Lab Activity: White Noise Series, ACF, and Portmanteau Test

  1. Simulate a White Noise Series

    Generate a white noise series of length \(n = 500\) using the equation: \[ X_t = \varepsilon_t, \quad \varepsilon_t \stackrel{iid}{\sim} \mathcal{N}(0, 1) \] Plot the series.

  2. Plot the ACF

    Compute and plot the autocorrelation function (ACF) of the white noise series. Interpret the results.

  3. Contaminate the Series

    Introduce contamination into the white noise series by adding a lagged component: \[ Y_t = X_t + 0.4 \cdot X_{t-3} \] Replace missing values with 0. Plot the contaminated series.

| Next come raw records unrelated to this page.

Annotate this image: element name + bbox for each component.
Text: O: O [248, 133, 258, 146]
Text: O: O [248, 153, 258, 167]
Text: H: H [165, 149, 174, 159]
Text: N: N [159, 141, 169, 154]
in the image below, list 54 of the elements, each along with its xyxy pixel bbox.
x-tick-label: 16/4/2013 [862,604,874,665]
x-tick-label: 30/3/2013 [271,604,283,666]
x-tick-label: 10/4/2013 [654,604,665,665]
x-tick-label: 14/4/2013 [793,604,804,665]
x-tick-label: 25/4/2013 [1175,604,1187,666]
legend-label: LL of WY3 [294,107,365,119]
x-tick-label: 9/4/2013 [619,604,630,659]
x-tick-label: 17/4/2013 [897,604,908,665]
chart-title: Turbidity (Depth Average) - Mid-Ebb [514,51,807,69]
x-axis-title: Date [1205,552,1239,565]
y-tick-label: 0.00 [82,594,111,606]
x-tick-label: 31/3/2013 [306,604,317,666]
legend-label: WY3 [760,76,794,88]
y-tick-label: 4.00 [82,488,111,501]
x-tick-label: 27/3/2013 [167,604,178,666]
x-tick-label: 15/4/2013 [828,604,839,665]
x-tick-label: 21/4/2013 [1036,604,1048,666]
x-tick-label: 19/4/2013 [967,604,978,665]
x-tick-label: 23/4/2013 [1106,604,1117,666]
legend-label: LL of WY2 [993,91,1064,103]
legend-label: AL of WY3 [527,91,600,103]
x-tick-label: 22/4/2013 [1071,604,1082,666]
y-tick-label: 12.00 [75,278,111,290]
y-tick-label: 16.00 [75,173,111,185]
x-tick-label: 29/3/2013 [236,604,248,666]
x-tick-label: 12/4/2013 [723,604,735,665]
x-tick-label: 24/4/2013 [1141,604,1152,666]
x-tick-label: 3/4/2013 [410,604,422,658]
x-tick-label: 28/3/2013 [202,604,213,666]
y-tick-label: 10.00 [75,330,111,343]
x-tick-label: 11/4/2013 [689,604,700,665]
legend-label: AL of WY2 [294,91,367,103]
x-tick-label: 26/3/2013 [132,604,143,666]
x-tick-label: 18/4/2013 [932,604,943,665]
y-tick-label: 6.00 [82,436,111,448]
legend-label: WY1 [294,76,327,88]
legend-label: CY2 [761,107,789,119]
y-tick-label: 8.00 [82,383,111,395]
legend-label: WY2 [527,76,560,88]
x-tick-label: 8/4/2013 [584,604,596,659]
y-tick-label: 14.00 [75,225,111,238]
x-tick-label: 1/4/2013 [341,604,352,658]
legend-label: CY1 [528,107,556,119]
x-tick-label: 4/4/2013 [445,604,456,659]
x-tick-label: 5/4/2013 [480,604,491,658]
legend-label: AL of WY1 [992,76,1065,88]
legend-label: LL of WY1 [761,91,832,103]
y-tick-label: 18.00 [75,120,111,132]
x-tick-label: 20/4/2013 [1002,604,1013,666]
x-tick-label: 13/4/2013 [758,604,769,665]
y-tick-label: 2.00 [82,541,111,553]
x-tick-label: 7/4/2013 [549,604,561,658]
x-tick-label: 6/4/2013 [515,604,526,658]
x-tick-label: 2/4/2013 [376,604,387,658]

  4. Plot the ACF of the Contaminated Series

    Compute and plot the ACF of the contaminated series. Compare it with the ACF of the original white noise series.

  5. Perform the Portmanteau (Ljung-Box) Test

    • Apply the Ljung-Box test to the original white noise series. Interpret the results.
    • Apply the Ljung-Box test to the contaminated series. Interpret the results.